Mundo • 19:46h • 02 de março de 2026
Morte de Khamenei desencadeia crise internacional e amplia risco de conflito prolongado
Análises internacionais indicam que Irã deve priorizar retaliação antes de qualquer negociação com os EUA
Jornalista: Luis Potenza MTb 37.357 | Com informações da Aaj Tak | Foto: Reprodução/Redes Sociais
A morte do líder supremo do Irã, Ali Khamenei, marca uma nova etapa na escalada militar envolvendo Irã, Israel e Estados Unidos. A informação foi confirmada por veículos da imprensa internacional, incluindo a emissora indiana Aaj Tak, e já provoca reações diplomáticas e estratégicas em diversos países.
Analistas internacionais avaliam que Teerã dificilmente aceitará negociações imediatas. A tendência, segundo essas avaliações, é priorizar uma resposta militar com o objetivo de preservar posição estratégica e demonstrar capacidade de resistência.
Irã sinaliza retaliação
De acordo com especialistas ouvidos por canais internacionais, o governo iraniano considera o conflito como imposto externamente e sustenta que está atuando em defesa de seu território.
Conflito entre Irã e EUA pode entrar em fase prolongada, apontam analistas | Imagem: Screenshot/Aaj Tak | Youtube
Entre os pontos analisados estão:
- Negociar neste momento poderia ser interpretado como recuo sob pressão;
- Há receio de que os Estados Unidos imponham condições relacionadas ao programa nuclear e ao desenvolvimento de mísseis;
- O país busca sinalizar capacidade de sustentar um conflito de longo prazo.

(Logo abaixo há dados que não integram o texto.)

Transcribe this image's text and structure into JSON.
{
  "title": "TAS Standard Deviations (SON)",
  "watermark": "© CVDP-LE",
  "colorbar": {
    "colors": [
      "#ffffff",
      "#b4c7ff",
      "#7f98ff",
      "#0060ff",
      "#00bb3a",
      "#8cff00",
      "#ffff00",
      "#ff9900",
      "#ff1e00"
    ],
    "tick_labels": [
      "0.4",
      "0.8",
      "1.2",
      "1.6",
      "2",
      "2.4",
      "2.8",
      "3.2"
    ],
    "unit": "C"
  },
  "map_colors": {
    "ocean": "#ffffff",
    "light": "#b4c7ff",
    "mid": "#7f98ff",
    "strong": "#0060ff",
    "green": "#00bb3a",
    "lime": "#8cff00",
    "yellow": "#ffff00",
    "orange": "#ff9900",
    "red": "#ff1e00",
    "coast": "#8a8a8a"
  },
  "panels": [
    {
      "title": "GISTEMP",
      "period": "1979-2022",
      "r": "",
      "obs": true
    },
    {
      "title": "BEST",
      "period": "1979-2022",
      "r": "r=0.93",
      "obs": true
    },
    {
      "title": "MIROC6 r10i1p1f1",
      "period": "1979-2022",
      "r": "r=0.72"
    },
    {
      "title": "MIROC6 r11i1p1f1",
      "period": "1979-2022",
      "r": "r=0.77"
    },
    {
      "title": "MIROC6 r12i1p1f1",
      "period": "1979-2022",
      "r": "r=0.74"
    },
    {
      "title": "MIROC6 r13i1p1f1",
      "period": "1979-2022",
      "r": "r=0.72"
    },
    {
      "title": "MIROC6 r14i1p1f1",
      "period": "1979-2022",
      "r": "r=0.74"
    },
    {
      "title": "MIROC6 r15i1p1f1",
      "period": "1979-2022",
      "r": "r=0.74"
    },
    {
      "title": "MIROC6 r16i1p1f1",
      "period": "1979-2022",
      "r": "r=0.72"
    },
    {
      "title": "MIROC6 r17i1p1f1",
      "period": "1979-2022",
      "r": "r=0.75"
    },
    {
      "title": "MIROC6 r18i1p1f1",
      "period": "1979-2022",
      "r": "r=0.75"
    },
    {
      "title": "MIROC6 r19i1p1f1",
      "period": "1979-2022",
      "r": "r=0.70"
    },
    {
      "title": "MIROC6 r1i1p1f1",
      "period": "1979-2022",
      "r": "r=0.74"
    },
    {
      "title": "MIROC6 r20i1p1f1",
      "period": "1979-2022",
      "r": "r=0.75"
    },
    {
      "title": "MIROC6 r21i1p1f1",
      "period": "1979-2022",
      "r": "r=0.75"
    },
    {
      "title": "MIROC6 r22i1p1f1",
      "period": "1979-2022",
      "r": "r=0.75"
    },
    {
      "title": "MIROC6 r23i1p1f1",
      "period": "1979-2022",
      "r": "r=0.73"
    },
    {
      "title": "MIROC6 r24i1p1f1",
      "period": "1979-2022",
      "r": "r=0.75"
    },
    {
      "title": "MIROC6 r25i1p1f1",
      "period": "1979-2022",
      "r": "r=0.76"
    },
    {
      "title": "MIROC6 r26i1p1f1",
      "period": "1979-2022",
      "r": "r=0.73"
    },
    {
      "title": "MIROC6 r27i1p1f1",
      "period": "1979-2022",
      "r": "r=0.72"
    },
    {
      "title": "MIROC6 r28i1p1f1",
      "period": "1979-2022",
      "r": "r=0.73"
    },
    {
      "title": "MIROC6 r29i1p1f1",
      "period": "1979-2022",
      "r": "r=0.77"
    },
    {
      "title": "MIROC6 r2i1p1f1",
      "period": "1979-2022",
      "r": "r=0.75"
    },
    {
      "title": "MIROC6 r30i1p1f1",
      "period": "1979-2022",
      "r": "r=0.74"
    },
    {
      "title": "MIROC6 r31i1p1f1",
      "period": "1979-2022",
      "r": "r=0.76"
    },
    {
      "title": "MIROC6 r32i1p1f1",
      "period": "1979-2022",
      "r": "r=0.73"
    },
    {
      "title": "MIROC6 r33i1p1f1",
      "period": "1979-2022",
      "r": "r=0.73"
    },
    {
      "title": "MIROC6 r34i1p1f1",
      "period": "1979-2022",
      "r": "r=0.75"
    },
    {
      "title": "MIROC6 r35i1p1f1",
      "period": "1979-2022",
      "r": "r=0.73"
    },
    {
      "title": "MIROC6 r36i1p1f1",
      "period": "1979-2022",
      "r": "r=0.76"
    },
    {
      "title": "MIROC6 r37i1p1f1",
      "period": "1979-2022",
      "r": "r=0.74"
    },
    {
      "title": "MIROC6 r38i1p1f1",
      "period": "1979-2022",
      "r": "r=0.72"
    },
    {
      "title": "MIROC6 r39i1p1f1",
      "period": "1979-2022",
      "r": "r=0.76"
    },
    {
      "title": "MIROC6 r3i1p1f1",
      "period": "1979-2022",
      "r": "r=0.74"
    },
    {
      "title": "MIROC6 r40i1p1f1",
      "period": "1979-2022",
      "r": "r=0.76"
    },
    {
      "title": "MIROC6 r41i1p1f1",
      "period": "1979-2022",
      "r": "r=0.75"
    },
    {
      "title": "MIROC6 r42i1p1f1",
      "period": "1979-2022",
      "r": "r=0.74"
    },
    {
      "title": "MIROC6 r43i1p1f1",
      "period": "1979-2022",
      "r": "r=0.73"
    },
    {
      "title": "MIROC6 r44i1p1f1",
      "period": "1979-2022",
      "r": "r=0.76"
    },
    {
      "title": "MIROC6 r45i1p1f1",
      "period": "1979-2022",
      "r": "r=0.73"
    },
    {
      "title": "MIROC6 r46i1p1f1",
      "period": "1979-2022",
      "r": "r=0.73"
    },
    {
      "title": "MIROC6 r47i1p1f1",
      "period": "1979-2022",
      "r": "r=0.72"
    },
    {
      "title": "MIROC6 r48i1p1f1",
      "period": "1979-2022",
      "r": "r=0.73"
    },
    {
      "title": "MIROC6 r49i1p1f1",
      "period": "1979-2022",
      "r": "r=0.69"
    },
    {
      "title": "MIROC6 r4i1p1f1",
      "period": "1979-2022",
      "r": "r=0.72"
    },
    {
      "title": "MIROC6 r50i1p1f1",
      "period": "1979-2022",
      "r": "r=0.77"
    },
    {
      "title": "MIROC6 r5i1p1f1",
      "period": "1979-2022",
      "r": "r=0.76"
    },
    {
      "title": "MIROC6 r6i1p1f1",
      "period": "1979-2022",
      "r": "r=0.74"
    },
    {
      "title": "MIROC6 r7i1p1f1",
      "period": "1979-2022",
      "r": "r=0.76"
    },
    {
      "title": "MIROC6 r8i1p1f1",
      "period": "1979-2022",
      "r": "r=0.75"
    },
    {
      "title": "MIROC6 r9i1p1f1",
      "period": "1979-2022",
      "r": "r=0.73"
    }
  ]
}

Autoridades iranianas classificaram o assassinato como crime de natureza religiosa e afirmaram que haverá consequências.
Objetivos estratégicos dos EUA
Relatórios internacionais apontam que Washington teria metas militares definidas, entre elas:
- Destruir estruturas de produção de mísseis;
- Neutralizar infraestrutura militar estratégica;
- Enfraquecer o financiamento de grupos aliados ao Irã;
- Impedir que futuros governos retomem capacidade militar ofensiva.
O presidente dos Estados Unidos, Donald Trump, indicou que a ofensiva pode continuar e não descartou novas ações.
Paralelos históricos e incertezas
Analistas também mencionam comparações com o Afeganistão, onde os Estados Unidos permaneceram por duas décadas antes de se retirarem, com o Talibã retomando o poder.
A principal dúvida levantada por observadores internacionais é se Washington estaria disposto a sustentar um conflito prolongado contra um país que enfrenta sanções há décadas e possui experiência em guerras indiretas e regionais.
Screenshot do Fightradar24 mostra como está o espaço aéreo no Oriente Médio nesta segunda-feira, 02 de março de 2026
Impactos globais
O cenário aponta para:
- Escalada militar com possibilidade de ampliação regional;
- Intensificação da retórica de retaliação;
- Endurecimento diplomático;
- Pressão sobre mercados internacionais, especialmente o petróleo.
O desfecho dependerá da resposta iraniana nos próximos dias e da disposição dos Estados Unidos em manter operações militares por tempo estendido.